Not every night, but often. He likes to comment on what is happening. At the moment he’s gleeful about my fate. He thinks it’s priceless that I have been given to the tsar as a present. He says that I will find Russia abominable—a country that is much more terrible than Denmark, even more terrible than Hell itself. The Scoundrel claims that I’ll be there for ten years, that he can see my whole life from the place where he now finds himself. He says that my life is spread before him, written in a rough hand, not fine calligraphy.

For a few brief moments I miss him.

We used to walk around at the harbor, laughing at all the folly in the world, at the newly minted nobles with their yolkcolored silk stockings, at the gypsy women begging from morning to night. It was a life filled with satire.

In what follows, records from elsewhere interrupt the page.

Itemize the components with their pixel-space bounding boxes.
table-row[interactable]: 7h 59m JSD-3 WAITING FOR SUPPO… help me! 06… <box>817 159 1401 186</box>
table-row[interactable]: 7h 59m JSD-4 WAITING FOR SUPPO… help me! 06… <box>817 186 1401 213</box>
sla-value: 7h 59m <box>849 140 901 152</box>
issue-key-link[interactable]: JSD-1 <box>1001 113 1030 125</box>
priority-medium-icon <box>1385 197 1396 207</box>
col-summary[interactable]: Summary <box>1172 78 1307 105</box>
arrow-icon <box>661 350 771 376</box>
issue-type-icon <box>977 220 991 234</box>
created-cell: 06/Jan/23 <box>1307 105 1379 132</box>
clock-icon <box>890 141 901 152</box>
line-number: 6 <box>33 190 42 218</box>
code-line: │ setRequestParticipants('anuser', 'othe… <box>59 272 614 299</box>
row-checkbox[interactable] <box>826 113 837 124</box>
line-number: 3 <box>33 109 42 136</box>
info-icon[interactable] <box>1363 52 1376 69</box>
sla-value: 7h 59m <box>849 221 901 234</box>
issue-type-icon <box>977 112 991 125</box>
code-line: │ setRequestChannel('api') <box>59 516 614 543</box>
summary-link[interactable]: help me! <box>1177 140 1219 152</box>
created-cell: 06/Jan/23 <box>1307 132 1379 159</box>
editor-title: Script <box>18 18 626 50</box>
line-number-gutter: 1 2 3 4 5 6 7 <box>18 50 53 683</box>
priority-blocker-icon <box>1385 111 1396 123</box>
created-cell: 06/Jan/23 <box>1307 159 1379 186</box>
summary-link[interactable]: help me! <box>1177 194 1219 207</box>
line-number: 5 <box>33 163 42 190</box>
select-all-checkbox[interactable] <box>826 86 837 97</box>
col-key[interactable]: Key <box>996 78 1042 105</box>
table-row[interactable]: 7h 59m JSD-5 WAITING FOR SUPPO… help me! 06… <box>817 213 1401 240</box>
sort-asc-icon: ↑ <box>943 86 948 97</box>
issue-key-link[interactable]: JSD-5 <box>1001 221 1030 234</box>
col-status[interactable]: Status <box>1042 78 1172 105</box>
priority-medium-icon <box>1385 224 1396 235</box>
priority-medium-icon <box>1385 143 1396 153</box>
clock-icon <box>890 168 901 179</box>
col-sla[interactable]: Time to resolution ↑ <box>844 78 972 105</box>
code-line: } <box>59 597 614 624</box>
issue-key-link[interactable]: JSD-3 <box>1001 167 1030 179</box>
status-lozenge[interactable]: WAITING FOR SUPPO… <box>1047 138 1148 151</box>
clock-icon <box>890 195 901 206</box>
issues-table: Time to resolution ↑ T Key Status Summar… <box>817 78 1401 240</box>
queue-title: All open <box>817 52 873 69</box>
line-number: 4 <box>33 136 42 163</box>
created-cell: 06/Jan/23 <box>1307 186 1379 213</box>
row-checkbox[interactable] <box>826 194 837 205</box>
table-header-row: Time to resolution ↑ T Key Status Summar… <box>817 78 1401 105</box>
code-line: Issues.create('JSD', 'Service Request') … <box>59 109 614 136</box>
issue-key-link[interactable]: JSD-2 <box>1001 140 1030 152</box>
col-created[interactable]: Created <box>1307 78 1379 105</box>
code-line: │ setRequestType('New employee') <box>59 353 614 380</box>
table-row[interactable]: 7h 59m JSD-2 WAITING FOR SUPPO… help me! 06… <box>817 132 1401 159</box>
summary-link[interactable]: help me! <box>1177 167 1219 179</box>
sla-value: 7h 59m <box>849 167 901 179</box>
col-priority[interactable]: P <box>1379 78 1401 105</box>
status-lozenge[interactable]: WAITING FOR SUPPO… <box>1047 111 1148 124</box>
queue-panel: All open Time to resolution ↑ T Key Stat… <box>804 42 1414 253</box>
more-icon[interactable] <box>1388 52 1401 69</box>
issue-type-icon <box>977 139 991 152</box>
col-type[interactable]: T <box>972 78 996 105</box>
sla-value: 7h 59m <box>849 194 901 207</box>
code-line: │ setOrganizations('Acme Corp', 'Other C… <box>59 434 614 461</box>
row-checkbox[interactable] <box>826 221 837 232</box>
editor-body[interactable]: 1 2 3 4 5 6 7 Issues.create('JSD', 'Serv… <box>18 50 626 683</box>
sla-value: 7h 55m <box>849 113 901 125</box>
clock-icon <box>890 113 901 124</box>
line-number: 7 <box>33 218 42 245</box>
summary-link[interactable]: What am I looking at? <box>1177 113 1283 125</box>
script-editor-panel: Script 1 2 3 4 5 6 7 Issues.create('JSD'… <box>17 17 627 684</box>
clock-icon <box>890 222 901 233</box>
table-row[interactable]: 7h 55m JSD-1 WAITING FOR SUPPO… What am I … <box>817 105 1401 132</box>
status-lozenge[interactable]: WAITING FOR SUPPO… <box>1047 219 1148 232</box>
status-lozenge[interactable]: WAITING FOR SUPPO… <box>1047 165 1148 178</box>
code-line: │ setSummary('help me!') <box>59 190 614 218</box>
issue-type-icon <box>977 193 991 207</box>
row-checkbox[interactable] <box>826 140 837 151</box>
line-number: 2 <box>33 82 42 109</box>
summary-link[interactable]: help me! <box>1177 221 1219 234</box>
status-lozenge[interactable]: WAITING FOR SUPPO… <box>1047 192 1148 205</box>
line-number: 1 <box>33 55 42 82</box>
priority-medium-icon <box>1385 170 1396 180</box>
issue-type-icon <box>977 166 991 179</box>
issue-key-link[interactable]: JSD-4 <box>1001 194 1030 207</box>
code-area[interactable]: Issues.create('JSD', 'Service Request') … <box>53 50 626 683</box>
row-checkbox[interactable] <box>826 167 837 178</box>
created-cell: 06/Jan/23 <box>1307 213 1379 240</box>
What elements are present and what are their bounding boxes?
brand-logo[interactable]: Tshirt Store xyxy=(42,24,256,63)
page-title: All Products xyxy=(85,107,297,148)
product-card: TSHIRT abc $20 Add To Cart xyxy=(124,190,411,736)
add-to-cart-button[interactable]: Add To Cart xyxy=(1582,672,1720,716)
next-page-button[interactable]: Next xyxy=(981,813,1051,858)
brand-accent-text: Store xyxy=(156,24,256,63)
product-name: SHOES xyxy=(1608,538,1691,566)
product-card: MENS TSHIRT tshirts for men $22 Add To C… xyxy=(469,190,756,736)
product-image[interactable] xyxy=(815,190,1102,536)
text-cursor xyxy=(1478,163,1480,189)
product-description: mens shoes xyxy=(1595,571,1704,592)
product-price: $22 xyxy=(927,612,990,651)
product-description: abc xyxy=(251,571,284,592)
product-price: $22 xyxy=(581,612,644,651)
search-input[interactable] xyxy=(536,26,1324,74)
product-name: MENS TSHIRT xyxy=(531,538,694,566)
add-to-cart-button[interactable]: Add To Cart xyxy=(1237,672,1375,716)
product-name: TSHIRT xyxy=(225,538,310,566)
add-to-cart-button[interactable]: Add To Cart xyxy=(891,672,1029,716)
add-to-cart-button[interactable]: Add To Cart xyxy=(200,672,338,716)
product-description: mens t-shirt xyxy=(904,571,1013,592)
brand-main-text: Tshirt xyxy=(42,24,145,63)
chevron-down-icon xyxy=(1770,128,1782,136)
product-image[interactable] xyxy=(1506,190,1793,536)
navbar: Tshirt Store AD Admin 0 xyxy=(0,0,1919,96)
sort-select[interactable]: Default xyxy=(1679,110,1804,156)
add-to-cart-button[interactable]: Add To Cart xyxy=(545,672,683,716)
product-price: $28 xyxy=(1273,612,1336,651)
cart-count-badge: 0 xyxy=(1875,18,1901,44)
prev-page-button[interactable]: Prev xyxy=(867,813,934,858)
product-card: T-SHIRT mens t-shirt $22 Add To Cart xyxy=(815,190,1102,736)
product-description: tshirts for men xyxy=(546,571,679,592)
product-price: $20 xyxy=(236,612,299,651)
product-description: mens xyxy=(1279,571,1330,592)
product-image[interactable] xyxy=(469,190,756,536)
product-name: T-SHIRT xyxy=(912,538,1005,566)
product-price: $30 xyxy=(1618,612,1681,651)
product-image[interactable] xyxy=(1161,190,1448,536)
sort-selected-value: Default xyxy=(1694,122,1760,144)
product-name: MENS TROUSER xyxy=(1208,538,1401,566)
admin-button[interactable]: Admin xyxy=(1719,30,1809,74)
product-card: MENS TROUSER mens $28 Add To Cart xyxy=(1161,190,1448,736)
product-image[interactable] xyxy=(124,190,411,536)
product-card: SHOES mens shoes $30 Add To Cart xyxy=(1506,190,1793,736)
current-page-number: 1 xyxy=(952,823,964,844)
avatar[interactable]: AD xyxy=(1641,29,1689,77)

No one was spared; everyone was scorned and denigrated. We hated both the rich and the poor. We saw no reason not to, since they all hated us: the executioner’s assistant and the dwarf, the craziest pair in the king’s city. But gradually I grew weary of my life. I grew weary of the eternal taunts and of the smell of blood enveloping Terje. The blood of the executed seeped into his skin; it sat in the corners of his mouth, under his fingernails, even in his navel. Maybe that was why I murdered Terje. Because I couldn’t stand it any longer. Because deep down inside I am evil.

The first time I fornicated with the Scoundrel, he told me something strange. He said, “You have saucy little feet.”

That was the only kind thing he ever said to me in six years. You have saucy little feet! Since then I can’t remember him ever praising or appreciating me. I was merely a sewer into which he could empty his seed.

Yet the victim can still miss the executioner.

But the roles are often reversed in life.

That may be the only form of justice that exists—the fact that we take turns playing the victim. The fact that evil is not permanent. It comes and goes like the tide.